Il nostro organismo è come una macchina. Piano piano si adatta si suoi ritmi, dettati dalla genetica e dal mondo esterno, per poi avere qualche difficoltà quando questi sono modificano. L’orologio biologico che regola i tempi delle 24 ore per il corpo risente ovviamente di tanti fattori, primo di tutti l’alternanza tra luce e buio che regola il sonno ed anche i ritmi alimentari.
Ma ora, una ricerca internazionale apparsa su Nature Translational Psychiatry e condotta dagli studiosi dell’Università della California a Irvine segnala che proprio la “rottura” dei ritmi possa influire sulla comparsa di ansia e di vere e proprie patologie come la sindrome di Tourette. D’altro canto, gli esperti italiani della Società Italiana di endocrinologia (SIE) ammoniscono che mantenere l’ora legale per tutto l’anno potrebbe influire sul quadro, già di per sé non proprio soddisfacente, dei disturbi del peso. Insomma, attenzione all’orologio biologico. Ecco perché.
Lo studio americano
L’interruzione del ritmo circadiano si manifesta in diversi quadri, dall’ansia in forma grave fino alla schizofrenia e alla sindrome di Tourette, caratterizzata da gravi tic. L’analisi dei ricercatori americani mostra come esistano prove di questo rapporto nella letteratura scientifica, visto che in qualche modo, e con peso ovviamente differente, l’interruzione del ritmo circadiano rappresenta una costante per tutti questi disturbi e addirittura potrebbe entrare in gioco anche nei disturbi del comportamento alimentare e nella malattia di Parkinson.
I ritmi circadiani regolano quanto accade nell’organismo e sono sincronizzati con un ciclo luce/buio di 24 ore. Quindi ci indicano quando normalmente abbiamo bisogno di dormire e quando invece dobbiamo stare con gli occhi bene aperti. Ma non basta. Il tic-toc impercettibile che si ripete nel corpo contribuisce a controllare anche la produzione e il rilascio di ormoni, il mantenimento della temperatura corporea e il consolidamento dei ricordi. Ovviamente col tempo l’orologio perde qualche colpo, quindi la sua attività si modifica con l’età. Ma secondo lo studio ci sarebbero condizioni patologiche che vengono influenzate nella loro comparsa e gravità anche dall’orologio corporeo.

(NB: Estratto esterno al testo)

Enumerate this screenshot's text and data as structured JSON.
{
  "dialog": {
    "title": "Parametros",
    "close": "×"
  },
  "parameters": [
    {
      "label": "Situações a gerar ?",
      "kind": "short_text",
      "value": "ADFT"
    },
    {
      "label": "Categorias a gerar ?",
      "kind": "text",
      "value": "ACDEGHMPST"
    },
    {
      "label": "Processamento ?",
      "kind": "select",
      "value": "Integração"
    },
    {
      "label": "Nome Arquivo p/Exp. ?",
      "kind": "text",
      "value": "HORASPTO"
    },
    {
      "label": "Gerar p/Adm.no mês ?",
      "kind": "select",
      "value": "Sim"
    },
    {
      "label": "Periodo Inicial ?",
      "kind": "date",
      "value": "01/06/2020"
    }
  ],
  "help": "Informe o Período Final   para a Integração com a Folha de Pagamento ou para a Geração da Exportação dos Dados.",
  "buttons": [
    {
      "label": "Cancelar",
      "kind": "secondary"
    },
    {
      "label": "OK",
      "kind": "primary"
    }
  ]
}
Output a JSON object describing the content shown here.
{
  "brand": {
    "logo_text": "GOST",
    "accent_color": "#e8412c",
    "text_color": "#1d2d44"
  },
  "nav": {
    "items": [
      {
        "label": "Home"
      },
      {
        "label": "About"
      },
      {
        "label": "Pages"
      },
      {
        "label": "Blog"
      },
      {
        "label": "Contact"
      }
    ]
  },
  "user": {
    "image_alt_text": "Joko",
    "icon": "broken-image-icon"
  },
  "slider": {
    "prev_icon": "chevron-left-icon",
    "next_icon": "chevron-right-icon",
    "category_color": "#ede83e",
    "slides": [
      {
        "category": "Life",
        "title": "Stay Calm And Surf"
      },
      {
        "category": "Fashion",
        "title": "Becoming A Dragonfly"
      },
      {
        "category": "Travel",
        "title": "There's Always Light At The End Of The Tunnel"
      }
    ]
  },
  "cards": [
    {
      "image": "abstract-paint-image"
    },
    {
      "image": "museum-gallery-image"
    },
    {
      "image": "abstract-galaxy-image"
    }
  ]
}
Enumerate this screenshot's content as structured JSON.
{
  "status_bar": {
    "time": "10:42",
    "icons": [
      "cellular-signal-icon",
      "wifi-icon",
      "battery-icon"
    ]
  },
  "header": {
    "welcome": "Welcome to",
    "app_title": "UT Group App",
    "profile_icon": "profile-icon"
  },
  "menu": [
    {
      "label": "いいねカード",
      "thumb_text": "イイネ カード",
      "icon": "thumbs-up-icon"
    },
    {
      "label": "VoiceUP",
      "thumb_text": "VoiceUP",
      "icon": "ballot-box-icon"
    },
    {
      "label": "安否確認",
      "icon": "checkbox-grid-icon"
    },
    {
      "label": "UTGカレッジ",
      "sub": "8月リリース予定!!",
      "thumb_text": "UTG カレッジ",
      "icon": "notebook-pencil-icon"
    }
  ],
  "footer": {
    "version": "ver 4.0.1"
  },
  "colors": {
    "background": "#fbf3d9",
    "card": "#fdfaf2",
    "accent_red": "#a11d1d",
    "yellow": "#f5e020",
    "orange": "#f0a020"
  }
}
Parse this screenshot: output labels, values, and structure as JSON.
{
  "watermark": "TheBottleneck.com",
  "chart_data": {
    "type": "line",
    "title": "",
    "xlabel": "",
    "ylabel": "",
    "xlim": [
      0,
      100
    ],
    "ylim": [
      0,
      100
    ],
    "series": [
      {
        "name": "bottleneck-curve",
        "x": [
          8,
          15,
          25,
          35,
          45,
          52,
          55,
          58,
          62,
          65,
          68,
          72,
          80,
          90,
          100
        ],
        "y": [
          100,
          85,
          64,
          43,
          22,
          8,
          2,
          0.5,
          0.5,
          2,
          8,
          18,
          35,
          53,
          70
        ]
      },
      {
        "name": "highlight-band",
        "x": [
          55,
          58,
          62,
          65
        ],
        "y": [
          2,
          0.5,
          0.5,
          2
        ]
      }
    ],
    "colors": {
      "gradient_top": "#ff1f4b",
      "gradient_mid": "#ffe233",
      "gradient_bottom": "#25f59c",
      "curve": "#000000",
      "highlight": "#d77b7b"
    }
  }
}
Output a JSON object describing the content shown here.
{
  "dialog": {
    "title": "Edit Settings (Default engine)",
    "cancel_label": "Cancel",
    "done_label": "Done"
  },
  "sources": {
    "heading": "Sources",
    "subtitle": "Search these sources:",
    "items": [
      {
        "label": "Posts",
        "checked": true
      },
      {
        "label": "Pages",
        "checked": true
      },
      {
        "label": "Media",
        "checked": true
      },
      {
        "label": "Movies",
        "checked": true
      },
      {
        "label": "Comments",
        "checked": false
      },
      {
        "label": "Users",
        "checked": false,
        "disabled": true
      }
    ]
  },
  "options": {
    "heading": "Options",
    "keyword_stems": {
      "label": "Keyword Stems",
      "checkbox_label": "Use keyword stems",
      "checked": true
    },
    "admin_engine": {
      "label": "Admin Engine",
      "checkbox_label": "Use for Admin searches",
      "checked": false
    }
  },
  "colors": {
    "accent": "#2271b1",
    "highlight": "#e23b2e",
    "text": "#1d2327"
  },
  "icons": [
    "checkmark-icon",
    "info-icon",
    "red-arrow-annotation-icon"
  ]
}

Occhio all’ora legale prolungata
La recente proposta di passare all’ora legale permanente, cioè mantenere le lancette di un’ora avanti tutto l’anno, che si sta facendo largo nel dibattito pubblico, potrebbe rappresentare una possibile soluzione al rincaro delle bollette ma anche avere alcune ripercussioni negative sulla salute. Alcuni studi evidenziano che mattine più buie e sere più luminose potrebbero avere effetti negativi sulla quantità di sonno e di conseguenza anche sul rischio di obesità, sovrappeso e malattie metaboliche come il diabete, con effetti deleteri anche sul cuore.
A dirlo sono gli esperti della Società Italiana di Endocrinologia (SIE). È vero che conservare l’orario “estivo” consentirebbe di evitare tutti quei disturbi derivanti da alterazioni del ritmo circadiano per il passaggio ora legale/ora solare, che riguardano un’ampia fascia di popolazione. “L’impatto potrebbe essere positivo soprattutto sui bambini che godrebbero di un’ora di più all’aria aperta e fare così più movimento – commenta Annamaria Colao, Presidente SIE e Ordinario di Endocrinologia all’Università Federico II di Napoli. Ma, a fronte di questi benefici l’ora legale permanente può essere poco ‘in sincrono’ con l’orologio biologico e rivelarsi perciò deleteria, accrescendo fino al 20% il pericolo di conseguenze negative sul metabolismo e il sistema cardiovascolare”.
I timori circa il passaggio all’ora solare permanente sono cresciuti negli ultimi mesi, quando negli Stati Uniti il Sunshine Protection Act ha acceso il dibattito fra scienziati. “Rivalutando studi condotti mettendo a confronto persone che vivono all’estremità Est e a quella Ovest di uno stesso fuso orario, ci si è accorti che chi vive a ridosso del fuso più occidentale, e quindi è in una situazione più simile a quello che si avrebbe con l’introduzione dell’ora legale permanente, in media dorme di meno – spiega Colao. Dati dell’American Time Use Survey, per esempio, riferiscono che a Ovest si riposa circa 20 minuti in meno ogni notte, ovvero si dorme 115 ore in meno all’anno; è più probabile avere un sonno insufficiente, inferiore alle 6 ore per notte, e tutto ciò si traduce, oltre che in un calo del 3% della produttività, in una probabilità dell’11% più alta di essere in sovrappeso e del 21% di andare incontro a obesità e diabete”.